I didn’t realize the negative side of it, until I noticed that I no longer talk about anything other than the Revolution. I miss talking about “nothing” and enjoying it. I miss laughing with friends so hard until tears roll down. I miss talking about what dress I wish was on sale, and what the latest movie is. I miss reflecting internally on how I feel. I miss talking to friends about their relationship problems. I miss talking to my brother and sister about their first year in university.

This obsession is making me miss out on important daily life, and its draining me emotionally.

I miss my old me.

Despite the irony that my friend pointed out of simultaneously wanting my OLD self back, and dreaming of a NEW Yemen, I need to step on the breaks and take a moment to reflect in order to remember that life is bigger than just one moment in history.

This is why I decided that I must undergo these 10 Steps of Revolution Rehab. I’m sure I’m not the only one suffering from this illness. If you are as well, here are some steps that could help you triumph over the addiction.

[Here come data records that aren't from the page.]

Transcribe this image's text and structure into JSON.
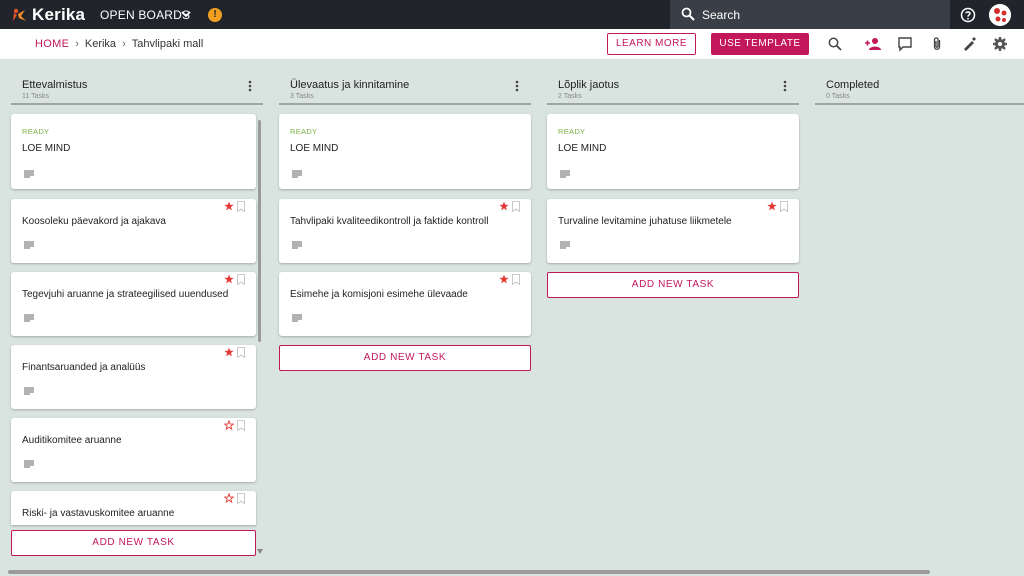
{
  "brand": {
    "name": "Kerika"
  },
  "topbar": {
    "open_boards_label": "OPEN BOARDS",
    "warning_badge": "!",
    "search_placeholder": "Search"
  },
  "breadcrumb": {
    "home": "HOME",
    "items": [
      "Kerika",
      "Tahvlipaki mall"
    ]
  },
  "toolbar": {
    "learn_more_label": "LEARN MORE",
    "use_template_label": "USE TEMPLATE",
    "icons": [
      "search-icon",
      "add-person-icon",
      "chat-icon",
      "attachment-icon",
      "pen-icon",
      "gear-icon"
    ]
  },
  "colors": {
    "accent": "#c2185b",
    "ready": "#7cb342",
    "star": "#e53935",
    "topbar": "#21252b",
    "board_bg": "#d9e3e0"
  },
  "columns": [
    {
      "title": "Ettevalmistus",
      "count": "11 Tasks",
      "cards": [
        {
          "status": "READY",
          "title": "LOE MIND",
          "starred": false
        },
        {
          "title": "Koosoleku päevakord ja ajakava",
          "starred": true
        },
        {
          "title": "Tegevjuhi aruanne ja strateegilised uuendused",
          "starred": true
        },
        {
          "title": "Finantsaruanded ja analüüs",
          "starred": true
        },
        {
          "title": "Auditikomitee aruanne",
          "starred": false,
          "star_outline": true
        },
        {
          "title": "Riski- ja vastavuskomitee aruanne",
          "starred": false,
          "star_outline": true
        }
      ],
      "add_label": "ADD NEW TASK"
    },
    {
      "title": "Ülevaatus ja kinnitamine",
      "count": "3 Tasks",
      "cards": [
        {
          "status": "READY",
          "title": "LOE MIND"
        },
        {
          "title": "Tahvlipaki kvaliteedikontroll ja faktide kontroll",
          "starred": true
        },
        {
          "title": "Esimehe ja komisjoni esimehe ülevaade",
          "starred": true
        }
      ],
      "add_label": "ADD NEW TASK"
    },
    {
      "title": "Lõplik jaotus",
      "count": "2 Tasks",
      "cards": [
        {
          "status": "READY",
          "title": "LOE MIND"
        },
        {
          "title": "Turvaline levitamine juhatuse liikmetele",
          "starred": true
        }
      ],
      "add_label": "ADD NEW TASK"
    },
    {
      "title": "Completed",
      "count": "0 Tasks",
      "cards": []
    }
  ]
}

  1. Admit that you are powerless over the Revolution – and that you life has become solely dedicated to it.
  2. Actively take weekends for R&R (rest and recuperation) to restore your sanity.
  3. Admit that in the process of your addiction, you may have neglected those closest to you, including family and friends. Seek apology from them.
  4. Take a couple of hours each day to do non-Revolution related activities. Facebook and Twitter do not count.
  5. Actively seek artistic nonpolitical activities. Try to express yourself through the arts.
  6. Stay away from the computer for one entire day.
  7. Dedicate at least one day a week to doing absolutely nothing related to the revolution. You can not talk about it, think about it, or do anything related to it.
  8. Engage in conversation that is not related to the revolution at least once a day.
  9. Do not go to change square for one entire week.
  10. Do not attend a demonstration for one entire week.